I have since found out that one of the early signs of a brain tumour is agoraphobia. This may explain why he only made a few games in our glorious promotion season. He listened to all the games on his DAB radio, the future of radio, maybe an FC United, or an AFC Wimbledon of radios. It was almost time to go, like the radio, he had had his time, his best days, and it was time to pass the club – like the radio – on to me. I had been trained well. I would never leave the club, and I, too, will one day pass the club - our fabric that binds the family, the culture and tradition together - on to my grandson. Along with that big ugly radio.

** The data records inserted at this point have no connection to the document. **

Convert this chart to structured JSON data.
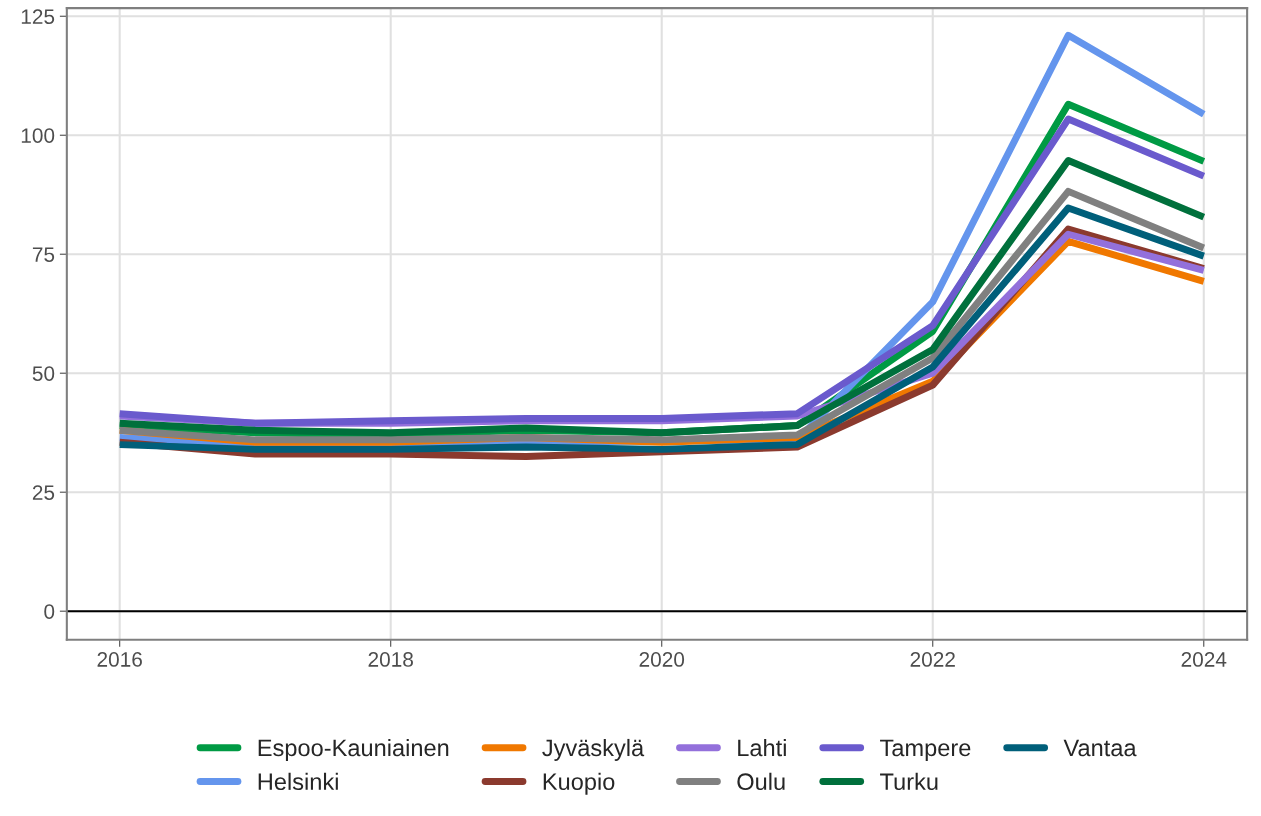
{
  "chart_data": {
    "type": "line",
    "x": [
      2016,
      2017,
      2018,
      2019,
      2020,
      2021,
      2022,
      2023,
      2024
    ],
    "series": [
      {
        "name": "Espoo-Kauniainen",
        "color": "#009a44",
        "values": [
          39,
          37.5,
          37,
          38,
          37.5,
          39,
          58.8,
          106.5,
          94.5
        ]
      },
      {
        "name": "Helsinki",
        "color": "#6495ed",
        "values": [
          36.5,
          35,
          null,
          35.5,
          null,
          36,
          65,
          121,
          104.4
        ]
      },
      {
        "name": "Jyväskylä",
        "color": "#f07800",
        "values": [
          38,
          35.5,
          35.5,
          36.5,
          35.5,
          36.5,
          48.3,
          77.7,
          69.3
        ]
      },
      {
        "name": "Kuopio",
        "color": "#8b3a2e",
        "values": [
          35.5,
          33,
          33,
          32.5,
          33.5,
          34.5,
          47.5,
          80.3,
          72
        ]
      },
      {
        "name": "Lahti",
        "color": "#9370db",
        "values": [
          41,
          39.5,
          39.5,
          40,
          40,
          41,
          50,
          79.2,
          71.6
        ]
      },
      {
        "name": "Oulu",
        "color": "#808080",
        "values": [
          38,
          36,
          36,
          36.5,
          36,
          37,
          53.2,
          88.2,
          76.3
        ]
      },
      {
        "name": "Tampere",
        "color": "#6a5acd",
        "values": [
          41.5,
          39.5,
          40,
          40.5,
          40.5,
          41.5,
          60,
          103.4,
          91.4
        ]
      },
      {
        "name": "Turku",
        "color": "#00703c",
        "values": [
          39.5,
          38,
          37.5,
          38.5,
          37.5,
          39,
          55,
          94.7,
          82.8
        ]
      },
      {
        "name": "Vantaa",
        "color": "#005f7a",
        "values": [
          35,
          34,
          34,
          34.5,
          34,
          35,
          51.3,
          84.7,
          74.6
        ]
      }
    ],
    "xlim": [
      2015.61,
      2024.32
    ],
    "xticks": [
      2016,
      2018,
      2020,
      2022,
      2024
    ],
    "ylim": [
      -6,
      126.7
    ],
    "yticks": [
      0,
      25,
      50,
      75,
      100,
      125
    ],
    "ref_lines": [
      {
        "axis": "y",
        "value": 0,
        "color": "#000000"
      }
    ],
    "grid": true,
    "legend": "bottom",
    "line_style": "solid",
    "marker": "none"
  }
}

I don’t really know what the moral of this story is, maybe it is a subtle dig at the growth mass media and the decline of tradition within the beautiful game, but I am probably not that clever. I suppose it is more to do with realising that beauty, like our most treasured relationships often come in forms that only we can understand, that the things that bind us together, make us, well, us and that the things that we really hold dear – unlike Stoke City -  won’t be around forever. But, when we hear ‘Delilah’, or even ‘We’ll be with you’ belting out of a radio, particularly an old ugly radio, we are reminded that we are part of a chain, a chain that never, ever can be broken.